7. Single: Doin it Right
Yes, there was an eight year gap between Daft Punk albums. Yes, Random Access Memories was an important album that threw a wrench in the world of mainstream electronic music. That said, Doin it Right was an understated track that combined the soul of a slow disco ballad, the minimalist production stylings of modern hip-hop, and some animal collective magic. It’s the more optimistic spiritual successor to tracks like Something About Us and Emotion and the track I keep coming back to even after the shine and sparkle of Get Lucky has gotten a bit dull.
Never underestimate the power an amazing venue can have on the memorability of a performance. KiNK’s live set — already an amazing feat of live technology — was only enhanced by beautiful projection mapping, stellar acoustics, and the natural ambience of the Church of the Holy Trinity. Throw in some amazing sets from Gingy and the Box of Kittens team and you have one of my personal favourite shows of the year.
It’s less the namesake of the program and moreso his formidable connections that made Diplo & Friends such a good mix series this year. The show has done a great job featuring some amazing mixes from Trippy Turtle, Club Cheval, Body High, Tokimonsta & Pelican Fly. More importantly, it’s given quality music and artists a chance to shine on a mainstream platform, which in the world of big-room-house is something we all severely lack.
Between his late 2012 Mirror Maru EP and his upcoming Wedding Bells EP in January 2014, Cashmere Cat’s been biding his time this year. His remix of Miguel’s Do You was one of his only releases, but it’s also one of the best examples of what he can do. Cashmere pulls out every trick he has up his sleeves; his trademark muted piano trickery, minimal beats and chimes building to walls of sound and arpeggios too beautiful and hard-hitting to be ignored. Well, that, plus cat meows.
Angel Haze is the most brutally honest and legitimately emotionally moving rapper of today. The polished, snappy verses and unique wordplay on her singles A Tribe Called Red, No Bueno and Echelon weren’t even the best part of her year. that award goes to her remarkable series #30Gold. What was originally a build-up to the announcement of her debut album (due out in March 2014) goes so, so much further. She takes what Kendrick talked about doing in his famous verse on Control and actually does it, weaving freestyles that are so much more aggressive, emotive, and ferocious than the originals.
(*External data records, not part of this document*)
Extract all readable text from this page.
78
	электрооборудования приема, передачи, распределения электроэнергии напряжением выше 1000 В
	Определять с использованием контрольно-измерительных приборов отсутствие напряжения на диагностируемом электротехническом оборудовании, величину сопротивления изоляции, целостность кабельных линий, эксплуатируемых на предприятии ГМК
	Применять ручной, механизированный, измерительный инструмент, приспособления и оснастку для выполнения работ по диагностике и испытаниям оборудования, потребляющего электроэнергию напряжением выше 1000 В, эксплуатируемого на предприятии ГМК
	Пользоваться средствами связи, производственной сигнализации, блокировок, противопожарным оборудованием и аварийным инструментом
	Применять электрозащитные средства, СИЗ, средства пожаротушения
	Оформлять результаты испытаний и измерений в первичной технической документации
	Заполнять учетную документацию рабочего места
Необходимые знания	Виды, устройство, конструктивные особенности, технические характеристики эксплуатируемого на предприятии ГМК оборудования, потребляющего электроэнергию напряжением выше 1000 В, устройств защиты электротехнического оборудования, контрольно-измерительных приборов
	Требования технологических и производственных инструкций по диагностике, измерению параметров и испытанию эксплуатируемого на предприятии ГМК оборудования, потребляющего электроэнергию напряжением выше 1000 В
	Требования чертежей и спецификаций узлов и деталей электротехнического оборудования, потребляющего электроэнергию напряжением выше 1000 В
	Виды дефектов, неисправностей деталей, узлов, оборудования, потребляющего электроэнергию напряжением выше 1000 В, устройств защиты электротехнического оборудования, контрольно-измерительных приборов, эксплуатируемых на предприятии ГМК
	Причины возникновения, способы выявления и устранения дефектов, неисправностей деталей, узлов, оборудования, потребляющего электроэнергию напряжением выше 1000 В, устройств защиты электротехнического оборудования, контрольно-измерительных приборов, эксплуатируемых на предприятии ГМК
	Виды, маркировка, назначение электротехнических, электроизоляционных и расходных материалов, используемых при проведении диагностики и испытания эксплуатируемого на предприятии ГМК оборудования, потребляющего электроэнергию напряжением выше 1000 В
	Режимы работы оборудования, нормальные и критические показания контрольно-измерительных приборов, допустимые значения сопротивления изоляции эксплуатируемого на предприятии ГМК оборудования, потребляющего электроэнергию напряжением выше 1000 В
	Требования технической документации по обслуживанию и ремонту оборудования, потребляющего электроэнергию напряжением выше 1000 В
Osheaga 2013 was one hell of a music festival, but it was the thursday night Black Butter Records showcase that really stole the weekend before it had a chance to really start. Rudimental’s a crazy act to catch live, but with their live trumpet soloist weaving his way through deep house and drum and bass sets of Kidnap Kid and Gorgon City with uncanny agility stole the show.
What hasn’t Gesaffelstein done this year? From delivering one of the best albums of the year to producing tracks on Yeezus and delivering the visually fascinating music video for Pursuit (yawn inducing nudity aside), he’s managed to rekindle the world’s burning need for dark, incessant, take-no-prisoners techno. Gesaffelstein also earns himself an honourable mention for Bromance of the year.
I mean, when you’re signed to Bromance Records and label mates with a guy who goes by Brodinski, it’s sort of part of your job description.